Basta lembrar o leading case dos mandados de injunção do direito de greve dos servidores públicos (MIs nº 670, nº 708 e nº 712, Relator para os acórdãos [03] o Ministro Gilmar Mendes. No limite, esses precedentes promoveram a superação do dogma da impossibilidade do Poder Judiciário atuar como legislador positivo, no âmbito da jurisprudência da nossa Suprema Corte.

Diante de um quadro de persistente omissão legislativa, o Supremo adotou uma moderada sentença de perfil aditivo e fixou a norma no caso concreto. Norma que, ao contrário da lei específica exigida pela Constituição (inciso VII do artigo 37 da CF), seria a lei geral de greve (Lei nº 7.783/89).
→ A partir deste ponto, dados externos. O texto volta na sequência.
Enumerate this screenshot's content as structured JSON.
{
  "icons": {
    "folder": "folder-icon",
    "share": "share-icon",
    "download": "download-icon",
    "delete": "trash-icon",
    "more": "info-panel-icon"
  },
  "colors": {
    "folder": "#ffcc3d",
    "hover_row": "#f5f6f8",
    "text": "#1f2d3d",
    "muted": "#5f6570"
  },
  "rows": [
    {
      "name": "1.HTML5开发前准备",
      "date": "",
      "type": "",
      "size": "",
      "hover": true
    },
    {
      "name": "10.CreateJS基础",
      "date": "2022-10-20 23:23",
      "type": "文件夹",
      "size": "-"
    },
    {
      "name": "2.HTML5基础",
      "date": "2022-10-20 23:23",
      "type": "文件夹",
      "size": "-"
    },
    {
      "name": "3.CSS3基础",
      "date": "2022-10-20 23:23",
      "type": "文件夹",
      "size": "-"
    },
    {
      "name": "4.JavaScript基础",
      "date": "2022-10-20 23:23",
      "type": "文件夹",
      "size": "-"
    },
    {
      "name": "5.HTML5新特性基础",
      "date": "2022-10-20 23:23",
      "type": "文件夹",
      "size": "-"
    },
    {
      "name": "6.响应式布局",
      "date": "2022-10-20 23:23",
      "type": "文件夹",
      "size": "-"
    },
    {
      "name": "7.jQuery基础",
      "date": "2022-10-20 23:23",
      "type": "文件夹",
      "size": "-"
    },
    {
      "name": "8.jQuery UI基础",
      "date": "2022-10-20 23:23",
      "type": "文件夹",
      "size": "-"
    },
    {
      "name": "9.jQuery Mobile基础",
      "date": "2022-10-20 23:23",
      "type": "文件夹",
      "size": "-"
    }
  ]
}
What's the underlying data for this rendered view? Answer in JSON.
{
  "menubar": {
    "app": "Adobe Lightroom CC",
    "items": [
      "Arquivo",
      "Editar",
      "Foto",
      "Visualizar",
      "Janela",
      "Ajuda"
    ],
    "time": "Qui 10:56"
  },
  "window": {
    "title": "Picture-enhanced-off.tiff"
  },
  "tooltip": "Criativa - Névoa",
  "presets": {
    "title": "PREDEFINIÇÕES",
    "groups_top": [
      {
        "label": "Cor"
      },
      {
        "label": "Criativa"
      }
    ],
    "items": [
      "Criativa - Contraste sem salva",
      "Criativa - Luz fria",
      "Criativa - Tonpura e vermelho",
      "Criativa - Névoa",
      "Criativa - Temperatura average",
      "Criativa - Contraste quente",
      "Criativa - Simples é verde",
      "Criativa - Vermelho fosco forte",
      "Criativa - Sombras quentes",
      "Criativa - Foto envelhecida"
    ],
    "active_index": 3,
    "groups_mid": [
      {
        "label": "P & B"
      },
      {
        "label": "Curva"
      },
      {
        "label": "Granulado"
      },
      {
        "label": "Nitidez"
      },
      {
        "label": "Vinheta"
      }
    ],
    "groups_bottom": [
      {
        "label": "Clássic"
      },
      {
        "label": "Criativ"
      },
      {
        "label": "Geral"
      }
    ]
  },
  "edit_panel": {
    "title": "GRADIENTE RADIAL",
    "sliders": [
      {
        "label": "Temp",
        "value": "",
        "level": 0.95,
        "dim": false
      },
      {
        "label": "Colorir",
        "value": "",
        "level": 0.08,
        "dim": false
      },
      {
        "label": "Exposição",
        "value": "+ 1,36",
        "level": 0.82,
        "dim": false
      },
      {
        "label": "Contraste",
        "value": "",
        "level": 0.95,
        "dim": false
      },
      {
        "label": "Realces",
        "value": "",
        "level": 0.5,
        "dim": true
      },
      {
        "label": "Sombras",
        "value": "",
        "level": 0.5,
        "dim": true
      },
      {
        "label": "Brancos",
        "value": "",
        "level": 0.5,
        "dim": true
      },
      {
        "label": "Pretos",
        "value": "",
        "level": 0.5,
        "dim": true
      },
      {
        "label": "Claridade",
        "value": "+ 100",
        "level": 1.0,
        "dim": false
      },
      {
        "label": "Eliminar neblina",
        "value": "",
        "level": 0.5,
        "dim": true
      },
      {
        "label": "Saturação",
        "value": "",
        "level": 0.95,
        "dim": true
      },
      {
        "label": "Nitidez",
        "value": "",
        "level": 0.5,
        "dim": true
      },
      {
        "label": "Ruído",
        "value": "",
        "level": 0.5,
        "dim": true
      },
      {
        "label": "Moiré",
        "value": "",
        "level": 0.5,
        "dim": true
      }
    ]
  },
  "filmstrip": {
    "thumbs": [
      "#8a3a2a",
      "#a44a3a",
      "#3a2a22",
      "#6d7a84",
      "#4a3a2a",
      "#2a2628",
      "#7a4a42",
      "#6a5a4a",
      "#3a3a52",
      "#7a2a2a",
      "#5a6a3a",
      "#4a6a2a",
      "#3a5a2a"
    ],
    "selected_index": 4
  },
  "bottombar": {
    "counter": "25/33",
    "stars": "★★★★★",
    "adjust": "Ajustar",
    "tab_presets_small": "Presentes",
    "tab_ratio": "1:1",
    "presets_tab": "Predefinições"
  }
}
Diante de um quadro de persistente inconstitucionalidade, não deveria o Tribunal adotar semelhante parâmetro decisório? Não deveria o STF afastar a inconstitucionalidade, promovendo a substituição judicial da base de calculo inconstitucional por outra, constitucionalmente adequada, ainda que provisoriamente?

A Lei Complementar nº 432 do Estado de São Paulo é de 1985 e vem sendo aplicada há 23 anos sem que nenhuma outra norma estadual constitucionalmente adequada tenha sido editada em seu lugar. O mesmo se diga acerca do artigo 192 da CLT [04], em face do qual o TST editou a súmula nº 228 [05], proclamando a constitucionalidade da norma celetista que atrela o cálculo do adicional de insalubridade ao salário mínimo.

Até que ponto o endosso da norma estadual, obliquamente viabilizado pelo STF, não contribuirá para a persistência do quadro de inconstitucionalidade, reforçando-o?

Em que medida a decisão do STF, ao negar provimento ao recurso dos servidores, contribui para que o Estado de São Paulo, exitoso em seu pleito, reveja sua norma inconstitucional?

As dúvidas se sobrepõem às certezas.

A bem da verdade, a técnica das sentenças aditivas, utilizada quando a omissão legislativa impõe ao juiz o dever de oferecer a única solução constitucionalmente aceita, não se confunde com as sentenças substitutivas ou manipuladoras.

Conforme observa García de Enterría, no contexto da interpretação conforme a Constituição e do princípio da conservação dos atos jurídicos, a sentença aditiva vai além da mera exegese declarativa, para aduzir um conteúdo integrativo com a finalidade de colmatar o texto legal validado [06].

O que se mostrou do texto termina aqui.